Affiche2ExpoOsiris-300

Osiris, les Mystères engloutis d'Égypte.

 

Accueillie par Jack Lang à l’Institut du monde arabe, l’exposition Osiris, Mystères engloutis d’Égypte est une occasion de voir 250 objets retrouvés lors des fouilles sous-marines menées depuis 10 ans par l’Institut européen d’archéologie sous-marine (IEASM) sur le site sous-marin de Thônis-Héracléion, l’ancien grand emporion grec en Égypte. À ces sculptures extraordinaires et autres barques solaires s’ajoutent une quarantaine d’œuvres provenant des musées du Caire et d’Alexandrie, dont certaines sortent d’Égypte pour la toute première fois. Thônis-Héracléion, qu'est-ce que c'est? Diodore de Sicile, un historien romain du Thônis-Héracléion nous l'a dit:

«C’est au lieu-dit de Thônis, qui était autrefois l’emporion de l’Égypte, que le fleuve se jette dans la mer.»
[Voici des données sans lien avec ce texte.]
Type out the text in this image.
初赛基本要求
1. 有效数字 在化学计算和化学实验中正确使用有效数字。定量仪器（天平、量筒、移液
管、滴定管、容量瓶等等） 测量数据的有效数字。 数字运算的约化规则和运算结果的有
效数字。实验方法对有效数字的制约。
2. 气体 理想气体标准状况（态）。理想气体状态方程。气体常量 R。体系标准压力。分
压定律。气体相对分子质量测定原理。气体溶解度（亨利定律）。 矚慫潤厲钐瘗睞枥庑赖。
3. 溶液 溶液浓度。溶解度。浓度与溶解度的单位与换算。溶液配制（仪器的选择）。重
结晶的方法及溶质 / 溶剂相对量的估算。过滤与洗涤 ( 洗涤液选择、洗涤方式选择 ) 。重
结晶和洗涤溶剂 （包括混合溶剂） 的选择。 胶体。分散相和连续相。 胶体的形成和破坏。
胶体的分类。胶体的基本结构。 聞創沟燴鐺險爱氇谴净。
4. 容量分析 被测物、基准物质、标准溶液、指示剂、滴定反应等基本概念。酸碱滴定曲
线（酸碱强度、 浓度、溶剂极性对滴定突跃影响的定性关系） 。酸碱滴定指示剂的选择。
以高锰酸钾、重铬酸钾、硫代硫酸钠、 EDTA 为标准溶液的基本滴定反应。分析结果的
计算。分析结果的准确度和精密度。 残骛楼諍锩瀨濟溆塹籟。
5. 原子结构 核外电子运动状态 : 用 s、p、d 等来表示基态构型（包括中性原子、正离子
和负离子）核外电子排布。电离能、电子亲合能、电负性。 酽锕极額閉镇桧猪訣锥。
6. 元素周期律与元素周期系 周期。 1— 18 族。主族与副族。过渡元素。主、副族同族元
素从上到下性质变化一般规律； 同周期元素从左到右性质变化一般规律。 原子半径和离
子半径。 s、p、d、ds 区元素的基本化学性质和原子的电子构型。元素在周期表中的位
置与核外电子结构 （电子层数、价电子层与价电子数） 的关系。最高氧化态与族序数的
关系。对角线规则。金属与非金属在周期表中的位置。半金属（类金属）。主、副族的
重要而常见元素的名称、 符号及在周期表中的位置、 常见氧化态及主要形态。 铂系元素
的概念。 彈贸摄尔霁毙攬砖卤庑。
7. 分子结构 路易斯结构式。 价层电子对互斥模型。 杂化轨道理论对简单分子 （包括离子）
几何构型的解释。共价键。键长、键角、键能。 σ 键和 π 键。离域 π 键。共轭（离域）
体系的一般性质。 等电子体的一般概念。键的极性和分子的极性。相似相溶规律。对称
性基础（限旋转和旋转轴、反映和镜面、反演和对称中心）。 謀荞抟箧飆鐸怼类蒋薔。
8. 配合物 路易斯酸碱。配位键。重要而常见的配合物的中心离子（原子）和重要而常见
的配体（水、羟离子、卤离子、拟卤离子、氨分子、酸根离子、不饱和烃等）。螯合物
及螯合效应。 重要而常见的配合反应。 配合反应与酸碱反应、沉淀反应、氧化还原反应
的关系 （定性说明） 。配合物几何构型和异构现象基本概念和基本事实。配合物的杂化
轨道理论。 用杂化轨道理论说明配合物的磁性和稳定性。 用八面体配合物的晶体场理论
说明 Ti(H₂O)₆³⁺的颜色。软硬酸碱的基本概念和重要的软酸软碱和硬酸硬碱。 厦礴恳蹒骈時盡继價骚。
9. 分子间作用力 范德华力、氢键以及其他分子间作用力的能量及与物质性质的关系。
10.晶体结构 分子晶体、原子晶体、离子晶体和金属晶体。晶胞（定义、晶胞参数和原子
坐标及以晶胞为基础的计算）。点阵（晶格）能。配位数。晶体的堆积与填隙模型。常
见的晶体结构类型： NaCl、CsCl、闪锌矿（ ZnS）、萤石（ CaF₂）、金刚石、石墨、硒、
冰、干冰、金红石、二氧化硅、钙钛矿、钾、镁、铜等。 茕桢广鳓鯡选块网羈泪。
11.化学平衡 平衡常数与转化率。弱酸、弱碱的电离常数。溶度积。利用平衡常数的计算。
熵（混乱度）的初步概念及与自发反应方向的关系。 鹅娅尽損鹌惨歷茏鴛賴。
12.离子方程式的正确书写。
Un emporion, c'est un port de commerce grec, donc un comptoir centré, comme toujours dans l'Égypte ancienne, autour de son sanctuaire. Très célèbre dans l'Antiquité, celui de Thônis-Héracléion semble avoir été particulièrement important. Il comportait un temple principal autour duquel se trouvaient des cultes secondaires, dont celui du dieu grec Héraklès, d'ailleurs assimilé à un dieu local. L’exposition est centrée sur le mystère d’Osiris, un culte central de l’ancienne religion égyptienne, d’une étrangeté inouïe. Ainsi, les visiteurs peuvent voir une curieuse sculpture représentant l’accouplement d’Osiris, le dieu–pharaon d’Égypte avec un oiseau rapace:

Le dieux Osiris en train de s'accoupler avec sa sœur un jour où celle-ci avait pris la forme d'un rapace...

Le dieux Osiris en train de s'accoupler avec sa sœur un jour où celle-ci avait pris la forme d'un rapace...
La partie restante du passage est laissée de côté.